Nitekim darbe girişiminin üzerinden henüz 40 gün geçmiş olmasına karşın sınır ötesinde Fırat Kalkanı Harekâtı başlatmış ve tarihi bir sürecin fitilini ateşlemiştir. Artık bölgesinde askeri, siyasi ve iktisadi varlığını hissettiren Türkiye dünya sahnesinde önemli bir aktör olduğunu deklare etmiştir.
Savunma sanayinde başlatılan yerlileşme ve millileşme adımları büyük ölçüde başarıyla sonuçlanmış ve bu durum Türkiye’ye uluslararası alanda önemli bir güç kazandırmıştır.
Nitekim Suriye’nin İdlip bölgesinde görev yapan kahraman Mehmetçiğimize yapılan hain saldırı sonrasında başlatılan operasyonlarda elde edilen başarı, savunma sanayimizin yerlileşmesi ve millileşmesi ile doğrudan alakalıdır.
Dünya yeni siyasi ve iktisadi dengesini ararken Türkiye bu süreçten güçlenerek çıkmak için stratejik adımlar atmaya devam ediyor. Bir yandan “Barış Pınarı Harekâtı” bölgesinde bölgeyi teröristlerden temizleme çalışması devam ederken diğer yandan Libya’da BM’nin de tanıdığı meşru hükümetin devamını sağlamak üzere sahada varlığını sürdürüyor. Bir yandan Doğu Akdeniz’de deniz kuvvetleri ile sondaj ve arama gemilerimizin güvenliğini sağlarken diğer taraftan içeride terör örgütleriyle güçlü bir şekilde mücadele ediyor.

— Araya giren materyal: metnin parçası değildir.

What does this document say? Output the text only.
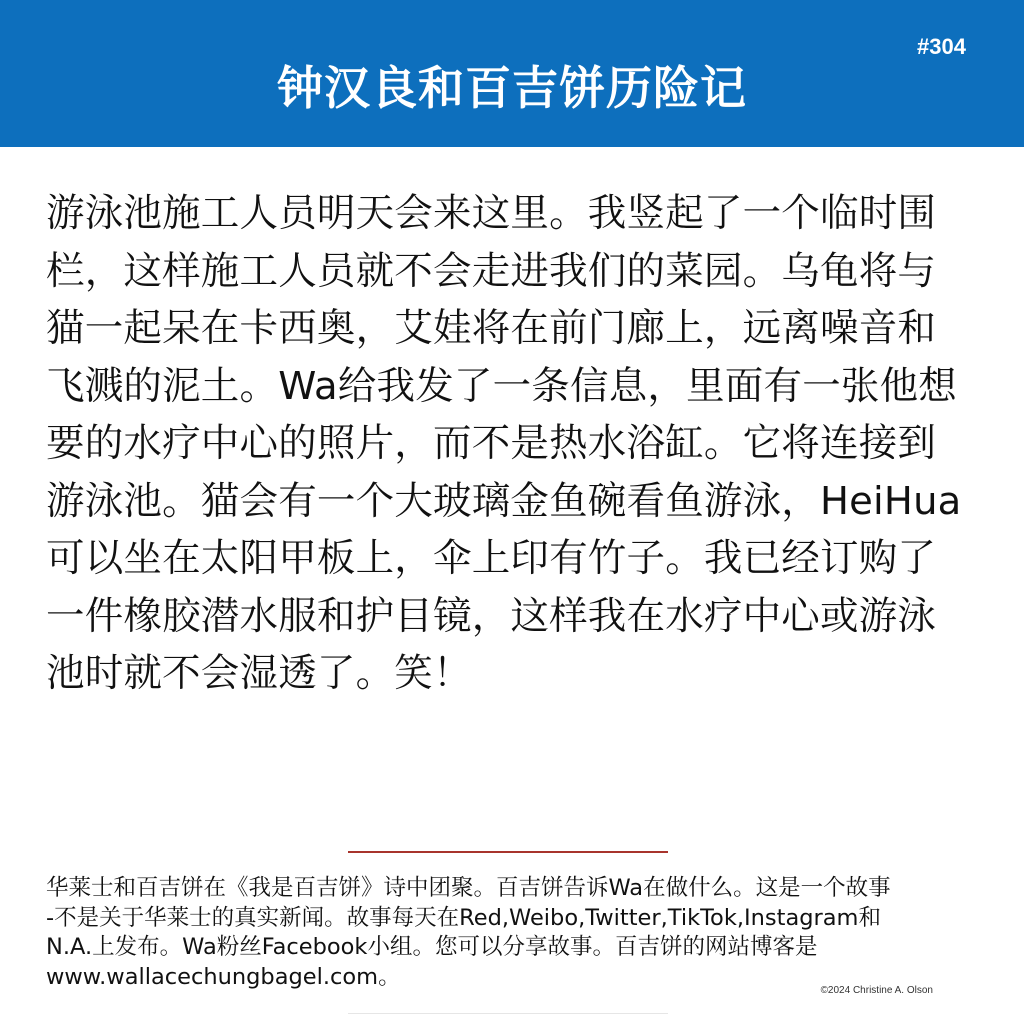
钟汉良和百吉饼历险记
#304
游泳池施工人员明天会来这里。我竖起了一个临时围
栏，这样施工人员就不会走进我们的菜园。乌龟将与
猫一起呆在卡西奥，艾娃将在前门廊上，远离噪音和
飞溅的泥土。Wa给我发了一条信息，里面有一张他想
要的水疗中心的照片，而不是热水浴缸。它将连接到
游泳池。猫会有一个大玻璃金鱼碗看鱼游泳，HeiHua
可以坐在太阳甲板上，伞上印有竹子。我已经订购了
一件橡胶潜水服和护目镜，这样我在水疗中心或游泳
池时就不会湿透了。笑！
华莱士和百吉饼在《我是百吉饼》诗中团聚。百吉饼告诉Wa在做什么。这是一个故事
-不是关于华莱士的真实新闻。故事每天在Red,Weibo,Twitter,TikTok,Instagram和
N.A.上发布。Wa粉丝Facebook小组。您可以分享故事。百吉饼的网站博客是
www.wallacechungbagel.com。
©2024 Christine A. Olson
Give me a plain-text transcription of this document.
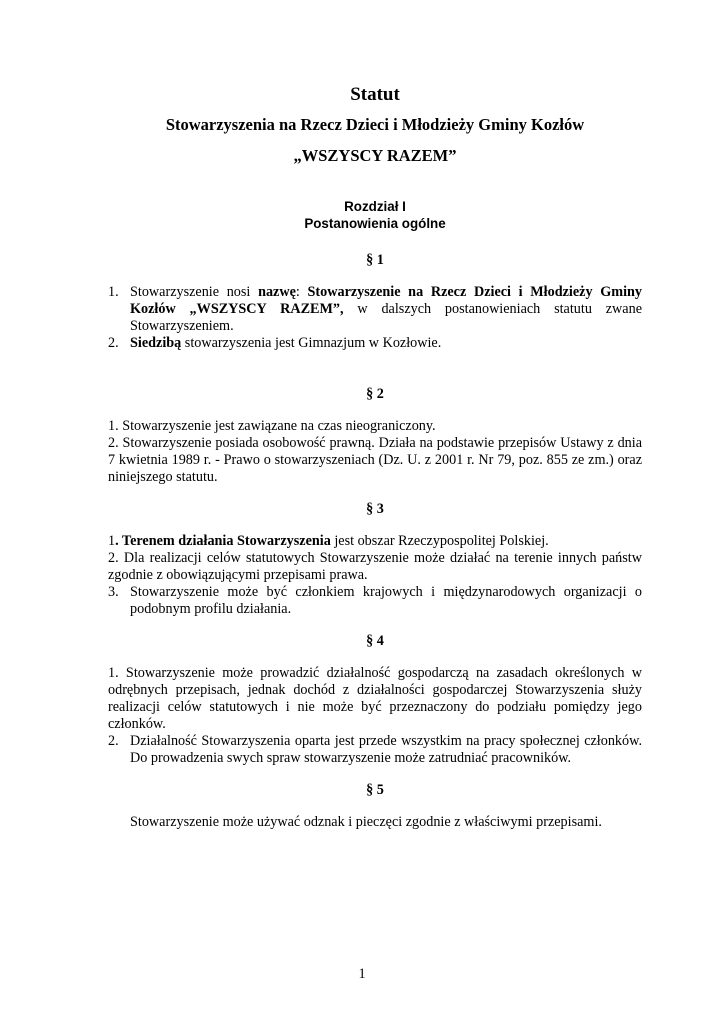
Statut
Stowarzyszenia na Rzecz Dzieci i Młodzieży Gminy Kozłów
„WSZYSCY RAZEM”
Rozdział I
Postanowienia ogólne
§ 1
1. Stowarzyszenie nosi nazwę: Stowarzyszenie na Rzecz Dzieci i Młodzieży Gminy Kozłów „WSZYSCY RAZEM”, w dalszych postanowieniach statutu zwane Stowarzyszeniem.
2. Siedzibą stowarzyszenia jest Gimnazjum w Kozłowie.
§ 2

1. Stowarzyszenie jest zawiązane na czas nieograniczony.

2. Stowarzyszenie posiada osobowość prawną. Działa na podstawie przepisów Ustawy z dnia 7 kwietnia 1989 r. - Prawo o stowarzyszeniach (Dz. U. z 2001 r. Nr 79, poz. 855 ze zm.) oraz niniejszego statutu.

§ 3

1. Terenem działania Stowarzyszenia jest obszar Rzeczypospolitej Polskiej.

2. Dla realizacji celów statutowych Stowarzyszenie może działać na terenie innych państw zgodnie z obowiązującymi przepisami prawa.

3. Stowarzyszenie może być członkiem krajowych i międzynarodowych organizacji o podobnym profilu działania.
§ 4

1. Stowarzyszenie może prowadzić działalność gospodarczą na zasadach określonych w odrębnych przepisach, jednak dochód z działalności gospodarczej Stowarzyszenia służy realizacji celów statutowych i nie może być przeznaczony do podziału pomiędzy jego członków.

2. Działalność Stowarzyszenia oparta jest przede wszystkim na pracy społecznej członków. Do prowadzenia swych spraw stowarzyszenie może zatrudniać pracowników.
§ 5

Stowarzyszenie może używać odznak i pieczęci zgodnie z właściwymi przepisami.

1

Savunma sanayinde başarılan yerlileşme ve millileşme adımını yerli otomobil ile sivil sanayi dallarına da yaymaya başlayan Türkiye teşvik ve desteklerle birlikte bu atılımı yapmaya devam ediyor. Savunma sanayindeki başarının diğer sanayi dallarına yayılması başarılırsa o zaman Türkiye hem bölgesinde hem de küresel çapta önemli bir aktör olarak rol alır.